Mizuho Financial Group’s U.S. subsidiary agreed to pay $127.5 million to settle charges that it misled investors in a debt deal linked to the housing market crisis. Despite such penalties for past misdeeds, the Japanese bank continues to expose its investors to accounting and governance risk.
The Securities and Exchange Commission alleged that Mizuho Securities USA Inc. used fake assets to inflate the credit ratings of a $1.6 billion debt investment backed by high risk mortgage securities in 2007. Mizuho had to give back the $10 million it made in fees on the deal and $2.5 million in interest in addition to its $115 million penalty. The settlement remains subject to court approval, according to a statement by the regulator on Wednesday. Other parties involved in the matter include the former Mizuho employees Alexander Rekeda, Xavier Capdepon, and Gwen Snorteland; the first two agreed to a $125,000 penalty but a decision on that for Snorteland is expected later. All three agreed to be either barred or suspended from the industry for 12 months.
Mizuho Securities U.S.A. did not admit to wrongdoing. In a statement Thursday the bank said it agreed to the settlement to “avoid protracted litigation and distraction,” later adding that it is not under investigation by the S.E.C. for any other deal. Mizuho and its affiliates are “committed to conducting their businesses in strict compliance with all applicable laws and regulations,” the bank said.
Mizuho’s Thursday press release didn’t mention investigations by regulators other than the S.E.C., but as it happens, the Swiss Competition Commission said this March that it’s looking at the interbank lending practices of numerous banks including Mizuho. And the Japanese Bankers Association on Wednesday sent questionnaires to 16 reference banks — including Mizuho — that submit yen-denominated Tokyo interbank offered rates (Tibor) to the association and the 15 lenders that submit euro-yen Tibor rates, Bloomberg reported Thursday.
Mizuho’s management could be more open with its information. For example, the company has opposed shareholder proposals made at its annual meetings, including one in recent months that Mizuho disclose more about its board members’ training.

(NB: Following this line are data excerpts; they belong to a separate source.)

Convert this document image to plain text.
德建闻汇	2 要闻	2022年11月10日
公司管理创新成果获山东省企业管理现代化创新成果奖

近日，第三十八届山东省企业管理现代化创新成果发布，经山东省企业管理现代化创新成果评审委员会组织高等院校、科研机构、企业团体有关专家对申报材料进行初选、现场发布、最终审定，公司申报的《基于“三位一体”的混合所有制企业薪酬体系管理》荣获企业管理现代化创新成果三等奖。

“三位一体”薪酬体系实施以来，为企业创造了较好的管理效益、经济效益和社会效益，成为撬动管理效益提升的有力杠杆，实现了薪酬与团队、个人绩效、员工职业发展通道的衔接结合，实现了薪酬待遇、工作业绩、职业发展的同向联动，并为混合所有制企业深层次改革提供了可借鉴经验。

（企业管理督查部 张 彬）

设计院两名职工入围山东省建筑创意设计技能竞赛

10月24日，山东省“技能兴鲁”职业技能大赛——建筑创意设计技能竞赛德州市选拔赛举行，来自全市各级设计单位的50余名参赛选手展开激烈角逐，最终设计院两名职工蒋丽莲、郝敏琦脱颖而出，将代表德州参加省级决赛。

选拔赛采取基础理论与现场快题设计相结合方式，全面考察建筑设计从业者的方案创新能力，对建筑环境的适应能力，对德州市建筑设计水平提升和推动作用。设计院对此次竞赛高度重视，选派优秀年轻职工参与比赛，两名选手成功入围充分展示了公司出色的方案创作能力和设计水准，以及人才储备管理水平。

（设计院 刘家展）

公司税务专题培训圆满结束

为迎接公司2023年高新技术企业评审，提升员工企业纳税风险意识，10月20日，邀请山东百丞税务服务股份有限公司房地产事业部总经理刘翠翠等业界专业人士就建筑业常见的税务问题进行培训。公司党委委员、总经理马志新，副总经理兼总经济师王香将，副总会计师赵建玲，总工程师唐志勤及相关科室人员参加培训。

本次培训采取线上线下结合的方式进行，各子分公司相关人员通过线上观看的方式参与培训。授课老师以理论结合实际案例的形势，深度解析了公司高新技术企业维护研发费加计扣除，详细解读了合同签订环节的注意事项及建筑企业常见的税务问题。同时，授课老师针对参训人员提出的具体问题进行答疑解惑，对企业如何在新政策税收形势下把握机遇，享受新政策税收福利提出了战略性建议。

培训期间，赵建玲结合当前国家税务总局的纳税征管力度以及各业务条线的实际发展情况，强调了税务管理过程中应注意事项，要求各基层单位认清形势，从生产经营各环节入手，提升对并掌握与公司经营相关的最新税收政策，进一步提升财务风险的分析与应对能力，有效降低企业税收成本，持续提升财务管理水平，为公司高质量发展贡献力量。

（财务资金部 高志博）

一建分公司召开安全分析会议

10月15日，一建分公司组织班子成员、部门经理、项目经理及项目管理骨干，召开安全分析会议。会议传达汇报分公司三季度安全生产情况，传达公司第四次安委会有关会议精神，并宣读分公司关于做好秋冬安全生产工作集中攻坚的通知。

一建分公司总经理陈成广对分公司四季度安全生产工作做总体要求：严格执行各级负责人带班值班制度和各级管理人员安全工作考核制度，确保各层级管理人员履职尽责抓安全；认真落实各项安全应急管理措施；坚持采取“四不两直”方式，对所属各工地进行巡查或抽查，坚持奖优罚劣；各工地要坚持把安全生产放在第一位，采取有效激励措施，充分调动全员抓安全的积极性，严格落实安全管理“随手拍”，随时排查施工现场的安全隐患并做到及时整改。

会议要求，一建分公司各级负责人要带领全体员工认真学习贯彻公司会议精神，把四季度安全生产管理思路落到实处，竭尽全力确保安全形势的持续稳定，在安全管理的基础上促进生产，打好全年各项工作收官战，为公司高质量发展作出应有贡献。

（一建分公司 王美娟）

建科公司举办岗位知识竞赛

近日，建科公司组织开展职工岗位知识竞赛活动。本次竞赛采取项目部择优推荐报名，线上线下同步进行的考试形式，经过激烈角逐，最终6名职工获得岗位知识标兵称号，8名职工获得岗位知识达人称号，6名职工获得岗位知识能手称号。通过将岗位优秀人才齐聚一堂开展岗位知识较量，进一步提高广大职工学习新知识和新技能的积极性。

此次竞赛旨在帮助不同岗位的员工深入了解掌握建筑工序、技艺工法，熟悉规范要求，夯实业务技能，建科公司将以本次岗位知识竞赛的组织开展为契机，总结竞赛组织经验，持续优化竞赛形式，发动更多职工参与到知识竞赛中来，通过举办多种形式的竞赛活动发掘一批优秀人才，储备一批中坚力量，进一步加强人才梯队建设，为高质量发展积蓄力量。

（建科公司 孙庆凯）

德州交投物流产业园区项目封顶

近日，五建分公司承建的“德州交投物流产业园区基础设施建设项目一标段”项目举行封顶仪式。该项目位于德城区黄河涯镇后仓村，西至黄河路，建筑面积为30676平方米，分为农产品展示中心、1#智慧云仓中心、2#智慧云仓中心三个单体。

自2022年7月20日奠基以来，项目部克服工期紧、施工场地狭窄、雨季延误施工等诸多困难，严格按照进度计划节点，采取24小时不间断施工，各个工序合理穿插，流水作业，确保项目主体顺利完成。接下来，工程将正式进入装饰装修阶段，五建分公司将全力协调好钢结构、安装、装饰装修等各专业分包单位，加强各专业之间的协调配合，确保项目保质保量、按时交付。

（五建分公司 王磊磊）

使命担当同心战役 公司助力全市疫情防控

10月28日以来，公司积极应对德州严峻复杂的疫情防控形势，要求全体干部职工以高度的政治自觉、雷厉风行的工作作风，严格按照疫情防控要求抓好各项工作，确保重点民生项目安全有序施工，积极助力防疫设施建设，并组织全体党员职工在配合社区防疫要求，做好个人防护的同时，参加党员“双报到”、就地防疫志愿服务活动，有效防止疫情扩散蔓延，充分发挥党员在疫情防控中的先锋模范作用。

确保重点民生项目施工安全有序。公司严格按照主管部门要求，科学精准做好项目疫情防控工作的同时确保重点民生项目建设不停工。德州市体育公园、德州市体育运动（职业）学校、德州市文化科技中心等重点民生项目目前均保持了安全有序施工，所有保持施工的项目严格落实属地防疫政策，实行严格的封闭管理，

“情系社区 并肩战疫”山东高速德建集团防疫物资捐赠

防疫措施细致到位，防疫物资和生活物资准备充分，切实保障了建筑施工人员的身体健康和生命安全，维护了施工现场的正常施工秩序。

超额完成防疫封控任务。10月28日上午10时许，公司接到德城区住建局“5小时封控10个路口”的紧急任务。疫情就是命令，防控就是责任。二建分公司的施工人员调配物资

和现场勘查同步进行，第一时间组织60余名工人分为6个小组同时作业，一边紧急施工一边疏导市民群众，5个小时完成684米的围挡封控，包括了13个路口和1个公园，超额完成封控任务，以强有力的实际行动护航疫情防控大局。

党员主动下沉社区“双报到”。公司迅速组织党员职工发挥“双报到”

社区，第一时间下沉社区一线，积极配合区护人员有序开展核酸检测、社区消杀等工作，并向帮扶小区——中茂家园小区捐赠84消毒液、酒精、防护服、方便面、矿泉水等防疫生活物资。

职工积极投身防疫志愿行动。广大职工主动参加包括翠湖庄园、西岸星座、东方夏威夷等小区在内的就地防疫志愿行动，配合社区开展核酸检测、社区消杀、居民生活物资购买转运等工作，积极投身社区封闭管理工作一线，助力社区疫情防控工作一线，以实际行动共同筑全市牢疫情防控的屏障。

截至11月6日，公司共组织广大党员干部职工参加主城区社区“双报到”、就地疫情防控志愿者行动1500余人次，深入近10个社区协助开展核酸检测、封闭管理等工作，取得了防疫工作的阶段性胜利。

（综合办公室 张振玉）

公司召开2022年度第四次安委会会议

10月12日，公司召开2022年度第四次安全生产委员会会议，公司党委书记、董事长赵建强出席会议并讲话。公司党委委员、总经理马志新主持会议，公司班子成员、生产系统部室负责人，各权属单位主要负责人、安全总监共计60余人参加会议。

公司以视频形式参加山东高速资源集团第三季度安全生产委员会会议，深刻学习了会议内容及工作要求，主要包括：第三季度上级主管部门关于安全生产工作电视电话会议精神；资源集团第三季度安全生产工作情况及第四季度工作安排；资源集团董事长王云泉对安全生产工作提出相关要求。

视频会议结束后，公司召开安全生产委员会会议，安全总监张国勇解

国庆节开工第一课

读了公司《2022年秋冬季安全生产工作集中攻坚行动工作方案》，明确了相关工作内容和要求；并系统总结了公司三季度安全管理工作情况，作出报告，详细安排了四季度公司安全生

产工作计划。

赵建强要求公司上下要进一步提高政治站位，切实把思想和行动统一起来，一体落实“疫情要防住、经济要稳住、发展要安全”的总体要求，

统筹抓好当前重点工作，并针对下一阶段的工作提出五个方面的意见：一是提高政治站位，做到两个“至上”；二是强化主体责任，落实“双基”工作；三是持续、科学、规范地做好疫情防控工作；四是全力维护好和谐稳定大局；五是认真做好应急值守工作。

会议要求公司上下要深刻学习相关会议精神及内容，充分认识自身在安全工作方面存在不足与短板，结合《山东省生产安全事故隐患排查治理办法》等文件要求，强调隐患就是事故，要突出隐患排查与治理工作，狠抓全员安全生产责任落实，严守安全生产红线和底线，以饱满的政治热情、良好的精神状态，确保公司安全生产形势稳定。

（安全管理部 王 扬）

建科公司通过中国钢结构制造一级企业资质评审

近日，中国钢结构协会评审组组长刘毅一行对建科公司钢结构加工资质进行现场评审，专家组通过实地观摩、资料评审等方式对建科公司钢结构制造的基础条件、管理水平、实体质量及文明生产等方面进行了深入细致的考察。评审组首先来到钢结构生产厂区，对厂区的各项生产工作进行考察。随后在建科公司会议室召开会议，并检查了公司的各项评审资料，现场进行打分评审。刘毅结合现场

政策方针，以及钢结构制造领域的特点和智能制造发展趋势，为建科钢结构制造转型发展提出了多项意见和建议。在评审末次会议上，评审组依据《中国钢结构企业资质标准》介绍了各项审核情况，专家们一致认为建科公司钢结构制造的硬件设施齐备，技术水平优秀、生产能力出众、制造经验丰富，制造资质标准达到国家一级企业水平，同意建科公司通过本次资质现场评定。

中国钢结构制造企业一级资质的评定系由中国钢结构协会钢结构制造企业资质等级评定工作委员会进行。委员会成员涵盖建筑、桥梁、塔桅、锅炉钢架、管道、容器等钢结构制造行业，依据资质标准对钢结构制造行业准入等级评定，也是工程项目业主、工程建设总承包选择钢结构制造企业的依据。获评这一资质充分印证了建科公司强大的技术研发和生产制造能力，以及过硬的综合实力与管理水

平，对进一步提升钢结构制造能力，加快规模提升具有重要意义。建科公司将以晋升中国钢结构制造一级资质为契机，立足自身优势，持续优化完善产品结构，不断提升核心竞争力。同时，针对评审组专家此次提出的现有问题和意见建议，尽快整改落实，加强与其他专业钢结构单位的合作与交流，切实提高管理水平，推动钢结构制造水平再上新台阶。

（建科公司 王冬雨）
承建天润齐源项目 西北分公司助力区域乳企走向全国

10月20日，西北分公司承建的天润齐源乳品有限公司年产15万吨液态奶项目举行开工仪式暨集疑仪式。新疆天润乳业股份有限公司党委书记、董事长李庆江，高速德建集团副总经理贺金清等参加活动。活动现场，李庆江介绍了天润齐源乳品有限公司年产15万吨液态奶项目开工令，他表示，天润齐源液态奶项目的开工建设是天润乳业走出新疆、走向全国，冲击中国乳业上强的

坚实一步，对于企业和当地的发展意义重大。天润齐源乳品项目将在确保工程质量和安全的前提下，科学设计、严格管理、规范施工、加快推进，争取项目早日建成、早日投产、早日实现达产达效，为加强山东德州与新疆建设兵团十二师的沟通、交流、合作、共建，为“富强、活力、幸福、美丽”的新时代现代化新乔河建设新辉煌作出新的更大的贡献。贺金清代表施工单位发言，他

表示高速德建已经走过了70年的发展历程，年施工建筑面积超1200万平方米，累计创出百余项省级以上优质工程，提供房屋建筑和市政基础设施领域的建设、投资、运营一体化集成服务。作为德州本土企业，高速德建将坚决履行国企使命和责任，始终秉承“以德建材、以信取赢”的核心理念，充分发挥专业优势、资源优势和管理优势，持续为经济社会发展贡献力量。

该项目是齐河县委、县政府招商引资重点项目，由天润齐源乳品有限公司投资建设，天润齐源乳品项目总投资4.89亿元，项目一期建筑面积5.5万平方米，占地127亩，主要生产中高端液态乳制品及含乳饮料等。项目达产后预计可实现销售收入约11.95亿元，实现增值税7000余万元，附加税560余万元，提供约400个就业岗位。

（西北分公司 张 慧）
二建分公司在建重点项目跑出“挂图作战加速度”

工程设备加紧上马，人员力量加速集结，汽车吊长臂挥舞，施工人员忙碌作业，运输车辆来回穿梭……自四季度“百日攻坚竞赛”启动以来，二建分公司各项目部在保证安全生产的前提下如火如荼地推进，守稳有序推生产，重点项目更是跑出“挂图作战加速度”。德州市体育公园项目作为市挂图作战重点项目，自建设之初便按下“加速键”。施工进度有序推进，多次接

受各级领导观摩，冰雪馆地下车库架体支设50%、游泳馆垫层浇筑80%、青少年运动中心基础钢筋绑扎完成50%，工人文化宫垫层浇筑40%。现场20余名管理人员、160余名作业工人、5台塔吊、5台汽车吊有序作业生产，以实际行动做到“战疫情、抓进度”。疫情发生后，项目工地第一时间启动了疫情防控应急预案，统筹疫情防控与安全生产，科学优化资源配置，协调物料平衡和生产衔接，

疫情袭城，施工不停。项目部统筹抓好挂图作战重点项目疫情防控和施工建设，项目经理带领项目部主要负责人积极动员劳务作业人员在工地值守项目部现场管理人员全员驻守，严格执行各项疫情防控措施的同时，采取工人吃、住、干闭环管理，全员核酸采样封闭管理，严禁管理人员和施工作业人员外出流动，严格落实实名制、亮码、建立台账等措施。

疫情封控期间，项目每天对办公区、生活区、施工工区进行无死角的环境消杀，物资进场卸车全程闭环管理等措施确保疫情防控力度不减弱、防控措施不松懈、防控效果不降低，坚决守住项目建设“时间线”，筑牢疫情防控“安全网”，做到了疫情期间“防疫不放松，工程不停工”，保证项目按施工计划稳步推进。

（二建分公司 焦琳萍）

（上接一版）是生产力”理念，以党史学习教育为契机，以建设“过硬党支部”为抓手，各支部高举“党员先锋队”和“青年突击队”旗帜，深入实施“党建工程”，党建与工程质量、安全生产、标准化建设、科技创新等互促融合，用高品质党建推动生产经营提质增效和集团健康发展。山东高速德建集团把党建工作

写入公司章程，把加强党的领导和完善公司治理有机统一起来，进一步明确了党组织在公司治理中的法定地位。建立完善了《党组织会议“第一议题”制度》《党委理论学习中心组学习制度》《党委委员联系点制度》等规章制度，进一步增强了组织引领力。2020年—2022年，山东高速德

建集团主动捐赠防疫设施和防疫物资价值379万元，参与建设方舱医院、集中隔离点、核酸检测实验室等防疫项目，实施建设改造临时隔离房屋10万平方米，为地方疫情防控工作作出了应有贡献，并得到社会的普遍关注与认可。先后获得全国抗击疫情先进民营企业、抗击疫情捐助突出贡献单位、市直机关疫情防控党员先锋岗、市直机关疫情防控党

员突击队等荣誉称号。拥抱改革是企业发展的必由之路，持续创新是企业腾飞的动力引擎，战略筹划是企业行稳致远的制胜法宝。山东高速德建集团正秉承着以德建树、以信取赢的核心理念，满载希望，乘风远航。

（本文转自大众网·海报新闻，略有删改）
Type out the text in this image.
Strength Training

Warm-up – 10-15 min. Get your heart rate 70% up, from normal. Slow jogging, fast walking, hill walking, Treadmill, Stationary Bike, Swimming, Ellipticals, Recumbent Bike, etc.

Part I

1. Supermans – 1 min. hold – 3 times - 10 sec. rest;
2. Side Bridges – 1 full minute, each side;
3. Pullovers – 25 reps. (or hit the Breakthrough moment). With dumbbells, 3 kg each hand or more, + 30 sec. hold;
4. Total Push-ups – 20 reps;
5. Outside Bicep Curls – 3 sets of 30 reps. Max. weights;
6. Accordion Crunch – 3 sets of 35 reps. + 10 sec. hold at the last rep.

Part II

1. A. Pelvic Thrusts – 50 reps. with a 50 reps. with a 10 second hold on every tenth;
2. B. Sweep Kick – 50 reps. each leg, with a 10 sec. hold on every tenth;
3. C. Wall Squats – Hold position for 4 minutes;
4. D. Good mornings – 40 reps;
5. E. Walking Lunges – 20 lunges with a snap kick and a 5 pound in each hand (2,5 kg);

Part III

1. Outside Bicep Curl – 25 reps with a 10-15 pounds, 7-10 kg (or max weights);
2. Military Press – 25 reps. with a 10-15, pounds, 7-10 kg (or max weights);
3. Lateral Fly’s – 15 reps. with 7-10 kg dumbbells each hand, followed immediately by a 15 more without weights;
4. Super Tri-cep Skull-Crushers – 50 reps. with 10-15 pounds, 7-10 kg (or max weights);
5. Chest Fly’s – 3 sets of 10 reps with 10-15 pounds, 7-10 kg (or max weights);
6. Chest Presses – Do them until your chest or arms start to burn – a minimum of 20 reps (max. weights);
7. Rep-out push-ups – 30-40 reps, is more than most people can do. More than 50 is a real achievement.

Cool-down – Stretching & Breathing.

Nicholas Benes, representative director of The Board Director Training Institute of Japan, summed up the board’s response to that idea as “Just trust us, we select good guys… no special training about governance, law or risk management is needed… and despite what you may think, the limited information that we give you (or do not give you) about candidates is sufficient for you to vote in favor of our nominees,” according to a July 10 item on the GMI Ratings blog.
Against such a backdrop, perhaps it is unsurprising that Mizuho appears to account for its finances aggressively. For example, the trailing twelve month average of the bank’s unusual income amounted to $111.872 million as of December 31, 2011, or nearly 9% of non-interest income compared to the industry median of 2%. Mizuho’s unusual income – one-off money that can’t sustain a business long-term – has exceeded the industry median several times in the past couple years. In part due to such red flags, Mizuho’s financial statements reflect an AGR score of 9 as of December 31, 2011, indicating more accounting and governance risk than 91% of companies.
Meanwhile, the company has failed to improve its issues of the past to a satisfactory degree. For example, Japan’s Financial Services Agency in 2002 ordered Mizuho to improve its business system after a system glitch delayed the processing of 2.5 million public-utility payments and other account settlements. Then the earthquake and tsunami hit and Mizuho experienced a rush of donations; the system failed again and left millions unable to withdraw cash, the Wall Street Journal reported. On May 31, 2011, the FSA ordered Mizuho once again to ensure it had adequate business operations, noting issues such as the bank’s failure to develop “an intra-group cooperation and reporting system” as well as continuing problems in its corporate culture.
When a company does not change after reprimands, this raises doubt as to the extent to which it can learn from mistakes such as those made in the financial crisis. In part due to such issues, Mizuho is rated “D” on its corporate governance overall. It seems unlikely that the S.E.C.’s recent fine on its own will prompt Mizuho to behave differently.